Friday, January 8th, 2010
9

Local Advice Column: "Don't Laugh But I Was Counting on The Singularity"

"Question: Is there an afterlife? -Matt."

Answer: If you ever need to make your own Grand Canyon, start with a river and lift up the earth. As the ground rises the river will carry some of it away. Wait seven million years, at which point tourists will come. Some will see eons of erosion at work; others will believe that, a mere 4,500 years back, God dragged His fingernail across the desert.

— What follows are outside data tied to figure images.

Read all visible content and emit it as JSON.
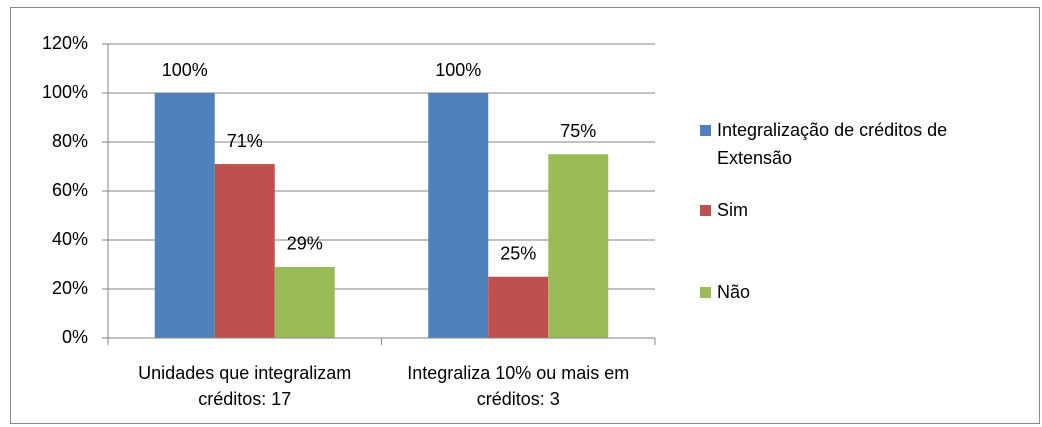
{
  "chart_data": {
    "type": "bar",
    "categories": [
      "Unidades que integralizam créditos: 17",
      "Integraliza 10% ou mais em créditos: 3"
    ],
    "series": [
      {
        "name": "Integralização de créditos de Extensão",
        "color": "#4f81bd",
        "values": [
          100,
          100
        ],
        "value_labels": [
          "100%",
          "100%"
        ]
      },
      {
        "name": "Sim",
        "color": "#c0504d",
        "values": [
          71,
          25
        ],
        "value_labels": [
          "71%",
          "25%"
        ]
      },
      {
        "name": "Não",
        "color": "#9bbb59",
        "values": [
          29,
          75
        ],
        "value_labels": [
          "29%",
          "75%"
        ]
      }
    ],
    "ylim": [
      0,
      120
    ],
    "yticks": [
      {
        "value": 0,
        "label": "0%"
      },
      {
        "value": 20,
        "label": "20%"
      },
      {
        "value": 40,
        "label": "40%"
      },
      {
        "value": 60,
        "label": "60%"
      },
      {
        "value": 80,
        "label": "80%"
      },
      {
        "value": 100,
        "label": "100%"
      },
      {
        "value": 120,
        "label": "120%"
      }
    ],
    "grid": true,
    "legend": "right"
  }
}
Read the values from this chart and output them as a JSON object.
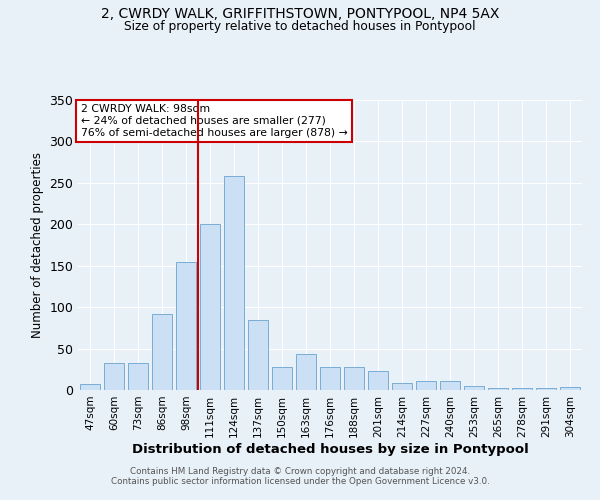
{
  "title": "2, CWRDY WALK, GRIFFITHSTOWN, PONTYPOOL, NP4 5AX",
  "subtitle": "Size of property relative to detached houses in Pontypool",
  "xlabel": "Distribution of detached houses by size in Pontypool",
  "ylabel": "Number of detached properties",
  "categories": [
    "47sqm",
    "60sqm",
    "73sqm",
    "86sqm",
    "98sqm",
    "111sqm",
    "124sqm",
    "137sqm",
    "150sqm",
    "163sqm",
    "176sqm",
    "188sqm",
    "201sqm",
    "214sqm",
    "227sqm",
    "240sqm",
    "253sqm",
    "265sqm",
    "278sqm",
    "291sqm",
    "304sqm"
  ],
  "values": [
    7,
    32,
    32,
    92,
    155,
    200,
    258,
    85,
    28,
    44,
    28,
    28,
    23,
    8,
    11,
    11,
    5,
    3,
    2,
    2,
    4
  ],
  "bar_color": "#cce0f5",
  "bar_edge_color": "#7aadd4",
  "marker_x": "98sqm",
  "marker_color": "#cc0000",
  "annotation_title": "2 CWRDY WALK: 98sqm",
  "annotation_line1": "← 24% of detached houses are smaller (277)",
  "annotation_line2": "76% of semi-detached houses are larger (878) →",
  "annotation_box_color": "#ffffff",
  "annotation_box_edge": "#cc0000",
  "ylim": [
    0,
    350
  ],
  "yticks": [
    0,
    50,
    100,
    150,
    200,
    250,
    300,
    350
  ],
  "bg_color": "#e8f0f8",
  "grid_color": "#ffffff",
  "footer1": "Contains HM Land Registry data © Crown copyright and database right 2024.",
  "footer2": "Contains public sector information licensed under the Open Government Licence v3.0."
}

Like the group of evangelical-Christian creationists that rafted through in 2005. 'One of the things it says to me,' a rafter was quoted as saying, 'is I'm small and God and the world He created is huge. This is a man-dwarfing place.'

9 Comments / Post A Comment

andrea (#1,025)

…Paul Ford?

andrea (#1,025)

Ohhh. Nevermind.

I thought man-dwarfing was illegal in most of the southwest. Sodom, Gomorrah, etc.

DoctorDisaster (#1,970)

That column uses the word "embiggened." This should not be allowed.

Kevin (#2,559)

Why not? It's a perfectly cromulent word.

johnpseudonym (#1,452)

There are moments that come to me in the shower, too. Just not those kinds.

KarenUhOh (#19)

Conceptually flawed. Christians go to Disney World.

Sakurambobomb (#1,722)

Little does he know that I am already a useful emptiness hovering over the Grand Canyon!

oatsmoats (#310)

Abstruse replies are generally funny; this one depressed the hell out of me.